Professor Joseph Osafo has called on the government to hold stakeholder consultation with the Joint Business Consultative Forum, which includes the Ghana Union of Traders Associations (GUTA), Importers and Exporters Association of Ghana, and four other associations.
The consultation is aimed at addressing concerns related to the proposed Legislative Instrument (L.I) that seeks to restrict food imports into the country.
The Minister of Trade, Kobina Tahir Hammond, has been advocating for the legislation, asserting that it would contribute to the appreciation of the cedi and foster the growth of local businesses.
The bill, if enacted, will impose restrictions on various food commodities, including rice, fruit juice, margarine, cement, fish, sugar, and 16 other products described as "strategic products" by the government.
However, the Joint Business Consultative Forum, consisting of several business associations such as the Food and Beverages Association of Ghana (FABAG), Ghana Institute of Freight Forwarders (GIFF), Chamber of Automobile Dealership Ghana (CADEG), and Ghana National Chamber of Commerce and Industry (GNCCI), vehemently opposes the bill.

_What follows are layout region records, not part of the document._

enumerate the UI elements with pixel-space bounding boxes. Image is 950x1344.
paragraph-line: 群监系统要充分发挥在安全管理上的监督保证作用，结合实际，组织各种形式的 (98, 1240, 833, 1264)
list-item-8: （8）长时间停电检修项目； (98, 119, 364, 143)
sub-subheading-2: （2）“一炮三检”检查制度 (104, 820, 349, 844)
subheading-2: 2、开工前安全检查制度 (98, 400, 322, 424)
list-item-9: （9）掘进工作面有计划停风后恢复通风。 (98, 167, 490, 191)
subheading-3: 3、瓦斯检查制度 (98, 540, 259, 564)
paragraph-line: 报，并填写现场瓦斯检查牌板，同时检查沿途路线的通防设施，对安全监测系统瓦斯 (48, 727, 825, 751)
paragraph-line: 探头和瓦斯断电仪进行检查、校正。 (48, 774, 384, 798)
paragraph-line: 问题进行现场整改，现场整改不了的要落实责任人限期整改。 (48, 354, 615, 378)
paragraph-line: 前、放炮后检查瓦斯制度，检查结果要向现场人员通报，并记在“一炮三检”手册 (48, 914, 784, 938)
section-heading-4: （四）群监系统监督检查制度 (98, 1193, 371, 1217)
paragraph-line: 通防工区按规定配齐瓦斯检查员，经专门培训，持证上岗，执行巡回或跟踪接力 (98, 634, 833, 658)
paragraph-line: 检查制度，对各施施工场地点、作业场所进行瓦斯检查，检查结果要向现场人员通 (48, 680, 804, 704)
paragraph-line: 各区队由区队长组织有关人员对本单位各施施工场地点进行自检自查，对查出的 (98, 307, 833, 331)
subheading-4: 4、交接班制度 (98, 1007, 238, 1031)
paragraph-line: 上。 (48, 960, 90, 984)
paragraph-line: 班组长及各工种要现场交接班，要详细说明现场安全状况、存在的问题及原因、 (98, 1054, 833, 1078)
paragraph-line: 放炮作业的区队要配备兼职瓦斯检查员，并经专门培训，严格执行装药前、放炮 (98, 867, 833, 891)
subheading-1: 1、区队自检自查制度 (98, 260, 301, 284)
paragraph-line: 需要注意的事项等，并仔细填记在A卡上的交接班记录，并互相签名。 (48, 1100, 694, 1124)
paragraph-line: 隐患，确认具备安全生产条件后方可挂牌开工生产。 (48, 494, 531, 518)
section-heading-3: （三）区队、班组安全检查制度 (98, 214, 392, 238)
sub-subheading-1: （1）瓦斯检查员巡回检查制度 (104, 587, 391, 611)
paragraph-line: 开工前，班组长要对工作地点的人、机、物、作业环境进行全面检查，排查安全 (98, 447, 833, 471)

They have submitted a petition to Parliament, urging the rejection of the proposed legislation.
Expressing their concerns, the associations argued that the import restrictions could lead to a monopolistic or oligopolistic market situation, favoring a few select businesses and disadvantaged smaller enterprises.
They contended that the proposed permit system might impede the smooth flow of goods into the country, as importers would lose the flexibility to respond to market demands.
During a discussion on Peace FM's "Kokrokoo" show, Professor Joseph Osafo, a Senior Psychologist, appealed to the government to suspend the passage of the bill and engage in comprehensive consultations with stakeholders.
He stated, “I plead with GUTA and the other stakeholders not to kick against it but I agree with them that this is too hasty. Let's hold a stakeholder consultation to address the issues.”